Tools Used for the processing:

Tool Task Usage
1 GEOparse Query GEO and fetch sample IDs (GSMs).
2 pySRAdb Query SRA and fetch run IDs corresponding to sample IDs (GSMs) and create GSM: SRR mappings.
3 SRA toolkit Download SRA files prefetch SRRXXXXXX
4 SRA toolkit Validate downloaded SRA files vdb-validate
5 SRA toolkit diagnose single or paired-end fastq-dump
6 SRA toolkit dump fastq parallel-fastq-dump,
7 FastQC Diagnose basespace / colorspace, quality encoding, read length fastqc
8 parallel-fastq-dump Rapid decompression of sequence data from .sra files parallel-fastq-dump
9 Minion 3' adapter detection minion search-adapter
10 Bowtie2 Adapter contamination detection bowtie2
11 Skewer
  • - 3' quality trimming
  • Adapter clipping
  • 5' trimming
12 FASTX-Toolkit Progressive 5' trimming fastx_trimmer
13 Kallisto Transcript-level mapping Kallisto quant
14 custom script (make GCT) Collect transcript counts, sample metadata and make counts matrix then make a GCT file
15 GEOtron Curate sample and data-set level information and attach it to the GCT file

Which fields are curated for bulk RNASeq data Data?

Polly's NLP-based curation models are used to curate all datasets and their corresponding samples, which are then harmonised using specific biomedical ontologies. These fields include - Organism, Disease, Tissue, Cell Line, Cell Type and Drug. In addition to these fields, various other metadata fields are captured from the source publication and annotated at 3 levels:

  • Dataset-level metadata - General information about the experiment, subject and transformations, for eg, organism, experiment type, and disease under study.
  • Sample-level metadata - Captures information for each sample.
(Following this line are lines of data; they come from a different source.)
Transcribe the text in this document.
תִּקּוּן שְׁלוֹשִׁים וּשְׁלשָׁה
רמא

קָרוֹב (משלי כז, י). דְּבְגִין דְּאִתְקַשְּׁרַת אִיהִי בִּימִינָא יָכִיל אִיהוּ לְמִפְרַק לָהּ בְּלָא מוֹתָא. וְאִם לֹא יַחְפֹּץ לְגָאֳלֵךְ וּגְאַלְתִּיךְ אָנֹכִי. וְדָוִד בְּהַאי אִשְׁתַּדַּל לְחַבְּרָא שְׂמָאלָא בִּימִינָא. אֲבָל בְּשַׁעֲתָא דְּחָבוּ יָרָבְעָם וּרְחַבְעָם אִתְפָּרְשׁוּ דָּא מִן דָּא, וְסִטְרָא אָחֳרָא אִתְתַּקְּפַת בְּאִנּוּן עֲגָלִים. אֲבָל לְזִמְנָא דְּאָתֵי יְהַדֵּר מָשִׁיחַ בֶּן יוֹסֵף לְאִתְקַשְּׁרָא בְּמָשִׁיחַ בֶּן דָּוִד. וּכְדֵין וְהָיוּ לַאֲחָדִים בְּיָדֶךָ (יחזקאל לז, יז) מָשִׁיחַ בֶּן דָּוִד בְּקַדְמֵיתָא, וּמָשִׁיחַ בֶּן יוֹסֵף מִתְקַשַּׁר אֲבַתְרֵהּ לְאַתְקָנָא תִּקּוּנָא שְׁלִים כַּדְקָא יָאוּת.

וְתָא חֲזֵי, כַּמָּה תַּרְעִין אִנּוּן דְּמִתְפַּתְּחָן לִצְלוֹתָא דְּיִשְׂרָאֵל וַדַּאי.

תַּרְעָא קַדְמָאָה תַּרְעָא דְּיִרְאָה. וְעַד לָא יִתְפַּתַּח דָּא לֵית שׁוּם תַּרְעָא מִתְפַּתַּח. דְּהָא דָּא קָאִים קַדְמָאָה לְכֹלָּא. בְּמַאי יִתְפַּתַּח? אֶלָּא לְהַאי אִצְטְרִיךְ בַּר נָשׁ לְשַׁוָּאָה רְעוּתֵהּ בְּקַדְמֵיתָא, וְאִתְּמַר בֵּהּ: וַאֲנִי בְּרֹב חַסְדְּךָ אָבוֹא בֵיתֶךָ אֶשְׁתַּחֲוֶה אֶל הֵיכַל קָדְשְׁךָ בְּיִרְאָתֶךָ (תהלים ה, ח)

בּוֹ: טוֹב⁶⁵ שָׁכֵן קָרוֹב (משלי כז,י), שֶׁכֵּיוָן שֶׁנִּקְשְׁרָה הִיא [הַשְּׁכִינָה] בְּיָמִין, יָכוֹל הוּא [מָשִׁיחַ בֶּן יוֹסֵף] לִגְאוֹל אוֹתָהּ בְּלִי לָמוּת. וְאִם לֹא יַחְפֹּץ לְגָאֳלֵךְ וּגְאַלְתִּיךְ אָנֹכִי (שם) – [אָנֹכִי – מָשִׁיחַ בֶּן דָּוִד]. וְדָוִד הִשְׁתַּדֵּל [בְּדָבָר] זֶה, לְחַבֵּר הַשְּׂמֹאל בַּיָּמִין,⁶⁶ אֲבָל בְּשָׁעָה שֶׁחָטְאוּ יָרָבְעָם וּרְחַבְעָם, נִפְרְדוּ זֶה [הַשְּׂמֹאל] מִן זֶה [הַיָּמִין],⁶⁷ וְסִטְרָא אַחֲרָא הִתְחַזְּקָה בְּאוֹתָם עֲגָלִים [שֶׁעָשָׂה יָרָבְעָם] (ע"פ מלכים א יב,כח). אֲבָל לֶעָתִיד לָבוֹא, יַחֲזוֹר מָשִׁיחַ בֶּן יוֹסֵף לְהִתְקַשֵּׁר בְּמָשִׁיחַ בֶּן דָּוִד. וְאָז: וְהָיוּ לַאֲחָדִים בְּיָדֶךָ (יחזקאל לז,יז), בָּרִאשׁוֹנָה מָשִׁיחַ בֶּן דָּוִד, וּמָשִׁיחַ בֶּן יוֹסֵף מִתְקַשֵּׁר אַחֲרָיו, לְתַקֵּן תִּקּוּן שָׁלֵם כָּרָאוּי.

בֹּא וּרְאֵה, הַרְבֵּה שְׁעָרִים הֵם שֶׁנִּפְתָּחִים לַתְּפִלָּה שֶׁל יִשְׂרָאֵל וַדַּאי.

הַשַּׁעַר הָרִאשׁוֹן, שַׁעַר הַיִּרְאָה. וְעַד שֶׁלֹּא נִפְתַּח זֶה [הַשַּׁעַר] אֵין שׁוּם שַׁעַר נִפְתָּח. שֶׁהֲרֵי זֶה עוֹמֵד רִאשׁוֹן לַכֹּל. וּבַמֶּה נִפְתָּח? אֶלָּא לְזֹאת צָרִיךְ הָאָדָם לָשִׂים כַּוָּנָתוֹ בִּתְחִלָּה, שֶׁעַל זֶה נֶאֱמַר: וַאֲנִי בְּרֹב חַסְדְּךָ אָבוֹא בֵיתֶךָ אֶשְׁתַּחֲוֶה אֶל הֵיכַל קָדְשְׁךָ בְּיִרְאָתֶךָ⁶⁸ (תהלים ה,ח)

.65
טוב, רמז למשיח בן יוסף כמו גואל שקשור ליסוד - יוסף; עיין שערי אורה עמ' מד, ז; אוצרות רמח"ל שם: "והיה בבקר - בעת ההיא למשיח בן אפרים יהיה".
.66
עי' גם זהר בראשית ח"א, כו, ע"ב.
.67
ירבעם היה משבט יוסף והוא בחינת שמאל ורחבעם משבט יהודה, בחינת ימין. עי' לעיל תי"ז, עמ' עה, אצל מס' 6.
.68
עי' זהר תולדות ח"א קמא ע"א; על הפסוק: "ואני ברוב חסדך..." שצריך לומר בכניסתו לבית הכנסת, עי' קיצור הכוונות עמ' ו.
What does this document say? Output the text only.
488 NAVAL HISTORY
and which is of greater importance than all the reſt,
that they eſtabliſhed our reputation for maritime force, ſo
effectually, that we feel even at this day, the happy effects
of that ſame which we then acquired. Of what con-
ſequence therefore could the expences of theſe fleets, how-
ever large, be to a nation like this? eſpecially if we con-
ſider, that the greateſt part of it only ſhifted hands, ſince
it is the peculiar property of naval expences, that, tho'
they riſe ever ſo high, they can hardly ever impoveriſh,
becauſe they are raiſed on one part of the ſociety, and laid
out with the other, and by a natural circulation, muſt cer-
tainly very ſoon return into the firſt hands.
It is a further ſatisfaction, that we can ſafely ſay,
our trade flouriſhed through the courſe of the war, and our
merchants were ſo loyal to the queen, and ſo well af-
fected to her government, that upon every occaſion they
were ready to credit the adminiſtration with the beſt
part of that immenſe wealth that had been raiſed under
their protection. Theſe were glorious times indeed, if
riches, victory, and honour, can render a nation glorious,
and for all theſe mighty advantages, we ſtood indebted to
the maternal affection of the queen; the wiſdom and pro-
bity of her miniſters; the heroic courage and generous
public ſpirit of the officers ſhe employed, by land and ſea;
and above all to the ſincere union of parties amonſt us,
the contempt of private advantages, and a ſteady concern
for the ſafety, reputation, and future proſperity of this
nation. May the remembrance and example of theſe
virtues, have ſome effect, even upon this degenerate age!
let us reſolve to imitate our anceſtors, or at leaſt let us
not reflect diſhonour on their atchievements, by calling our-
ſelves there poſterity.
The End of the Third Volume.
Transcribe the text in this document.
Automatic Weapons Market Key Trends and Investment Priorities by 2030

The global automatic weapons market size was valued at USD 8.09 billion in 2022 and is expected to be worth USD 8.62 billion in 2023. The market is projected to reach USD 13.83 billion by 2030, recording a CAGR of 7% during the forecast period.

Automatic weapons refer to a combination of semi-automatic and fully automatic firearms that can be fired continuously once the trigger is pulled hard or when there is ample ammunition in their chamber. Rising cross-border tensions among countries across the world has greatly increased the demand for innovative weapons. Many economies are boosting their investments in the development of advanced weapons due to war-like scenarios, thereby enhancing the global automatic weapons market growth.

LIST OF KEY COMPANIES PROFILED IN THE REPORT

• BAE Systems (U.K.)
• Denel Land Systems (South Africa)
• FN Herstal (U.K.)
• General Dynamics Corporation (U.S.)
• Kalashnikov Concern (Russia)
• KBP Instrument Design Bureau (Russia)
Eg. Drug, tissue
  • Feature-level metadata: Provides molecular/gene information that is consistent across samples.

How frequently is the Bulk RNASeq Atlas updated?

New datasets will be added to the source Bulk RNASeq OA at a frequency of once per week.

Can raw data be accessed for a sample on Polly?

Raw data can be accessed through the SRA links available in metadata tables on the OmixAtlas UI. Users can navigate to the column name - "relation" to access the link.

Are all metadata fields from the source retained?

All metadata fields from the source publication are captured in the GCT file and can be visualized through applications. However, only the fields described in the OmixAtlas schema are available for querying through the UI and Polly-python.

Can users request for datasets on Polly?

Bulk RNASeq datasets from GEO which are not available on Polly can be requested to be added to a user's OmixAtlas. Upon request, these datasets will be added directly to your atlas within 4 days. The following requests are in scope:

  1. Raw data files (fastq) are available on GEO
  2. The dataset belongs to the Bulk RNA-Seq data type.